Most interestingly, phosphomimetic mutant 134D/5D infection resulted in a significant rescue of infectious particle production, but not negative-strand RNA synthesis. Treatment of 134D/5D with BAY-11-7082 demonstrated no significant reduction in infectious particle production supporting our previous conclusion that phosphorylation at this site is important for viral replication. Taken together with the alanine substitution data where detectable infectious particle production but negative-strand RNA levels comparable to mutants 204/5 and 142 are observed, this suggests that phosphorylation at nsP3 site 134/5 is important for infectious particle production but the identity of the amino acid residue at this site may be important for negative-strand synthesis. Alternatively, a threshold effect may apply such that the small observed increase in negative-strand level above a given amount during 134D/5D infection may be sufficient to increase infectious particle production. Another possibility, given the large observed increase in PFU production with a correspondingly small change in negative strand levels, is that phosphorylation at nsP3 site 134/5 results in an increase in the efficiency of viral genome packaging into virions. In a study using capsid protein mutants that altered its ability to package viral genomes, compensatory mutations in non-structural protein 2 (nsP2) were observed that corresponded with increased viral titers [
57]. Results suggested that nsP2 may be involved in RNA encapsidation or could mediate presentation of viral genomes for packaging. Therefore, phosphorylation of nsP3 at site 134/5 could mediate nsP3 functions different from its role in viral RNA synthesis.

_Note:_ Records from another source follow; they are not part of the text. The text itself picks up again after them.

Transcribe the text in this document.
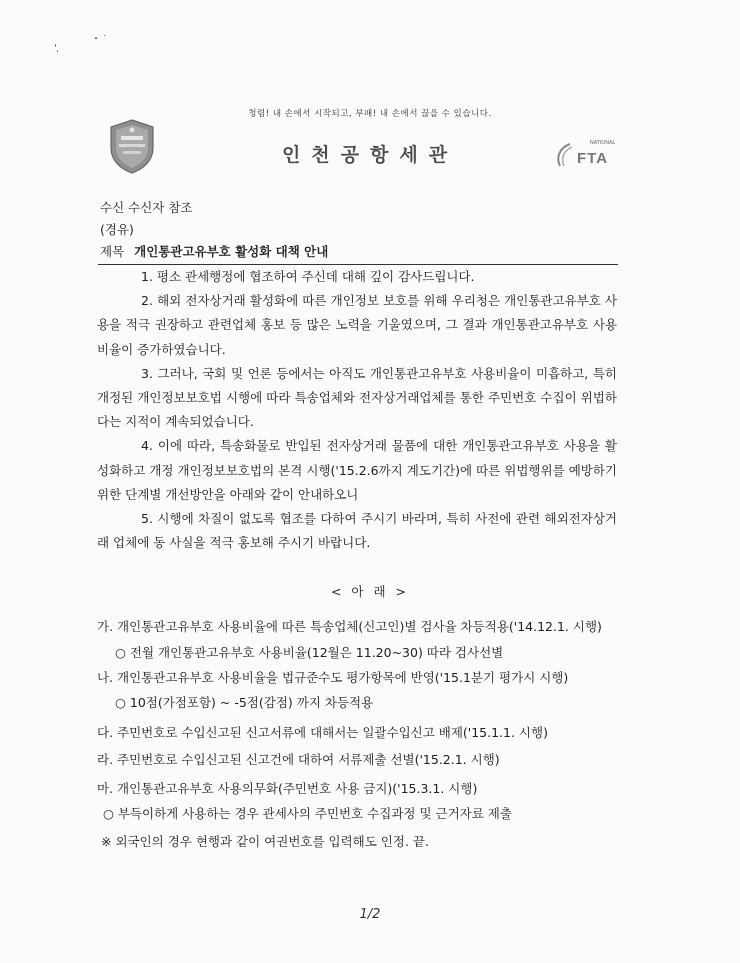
청렴! 내 손에서 시작되고, 부패! 내 손에서 끊을 수 있습니다.
인천공항세관
NATIONAL
FTA
수신 수신자 참조
(경유)
제목 개인통관고유부호 활성화 대책 안내

1. 평소 관세행정에 협조하여 주신데 대해 깊이 감사드립니다.

2. 해외 전자상거래 활성화에 따른 개인정보 보호를 위해 우리청은 개인통관고유부호 사용을 적극 권장하고 관련업체 홍보 등 많은 노력을 기울였으며, 그 결과 개인통관고유부호 사용비율이 증가하였습니다.

3. 그러나, 국회 및 언론 등에서는 아직도 개인통관고유부호 사용비율이 미흡하고, 특히 개정된 개인정보보호법 시행에 따라 특송업체와 전자상거래업체를 통한 주민번호 수집이 위법하다는 지적이 계속되었습니다.

4. 이에 따라, 특송화물로 반입된 전자상거래 물품에 대한 개인통관고유부호 사용을 활성화하고 개정 개인정보보호법의 본격 시행('15.2.6까지 계도기간)에 따른 위법행위를 예방하기 위한 단계별 개선방안을 아래와 같이 안내하오니

5. 시행에 차질이 없도록 협조를 다하여 주시기 바라며, 특히 사전에 관련 해외전자상거래 업체에 동 사실을 적극 홍보해 주시기 바랍니다.

< 아 래 >
가. 개인통관고유부호 사용비율에 따른 특송업체(신고인)별 검사율 차등적용('14.12.1. 시행)
○ 전월 개인통관고유부호 사용비율(12월은 11.20~30) 따라 검사선별
나. 개인통관고유부호 사용비율을 법규준수도 평가항목에 반영('15.1분기 평가시 시행)
○ 10점(가점포함) ~ -5점(감점) 까지 차등적용
다. 주민번호로 수입신고된 신고서류에 대해서는 일괄수입신고 배제('15.1.1. 시행)
라. 주민번호로 수입신고된 신고건에 대하여 서류제출 선별('15.2.1. 시행)
마. 개인통관고유부호 사용의무화(주민번호 사용 금지)('15.3.1. 시행)
○ 부득이하게 사용하는 경우 관세사의 주민번호 수집과정 및 근거자료 제출
※ 외국인의 경우 현행과 같이 여권번호를 입력해도 인정. 끝.
1/2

Lastly, defining the mechanism by which negative-strand synthesis is curtailed may provide insights into the initiation and regulation of this activity during infection. It is unknown as to whether these mutations affect replication complex formation, binding to the viral genome at the positive-strand 3′ CSE promoter, or curtail the rate of initiation or elongation of negative-strand synthesis, and whether they do so by perturbing nsP3 function or abrogating interactions with host factors involved in negative-strand synthesis. Further, determining the means by which an increase in infectious particle production can occur without a significant increase in negative-strand RNA levels could describe a role for nsP3 outside of the viral replication complex. Future experiments using these mutants will be performed to further elucidate the molecular mechanisms by which nsP3 may regulate negative-strand synthesis and infectious particle production.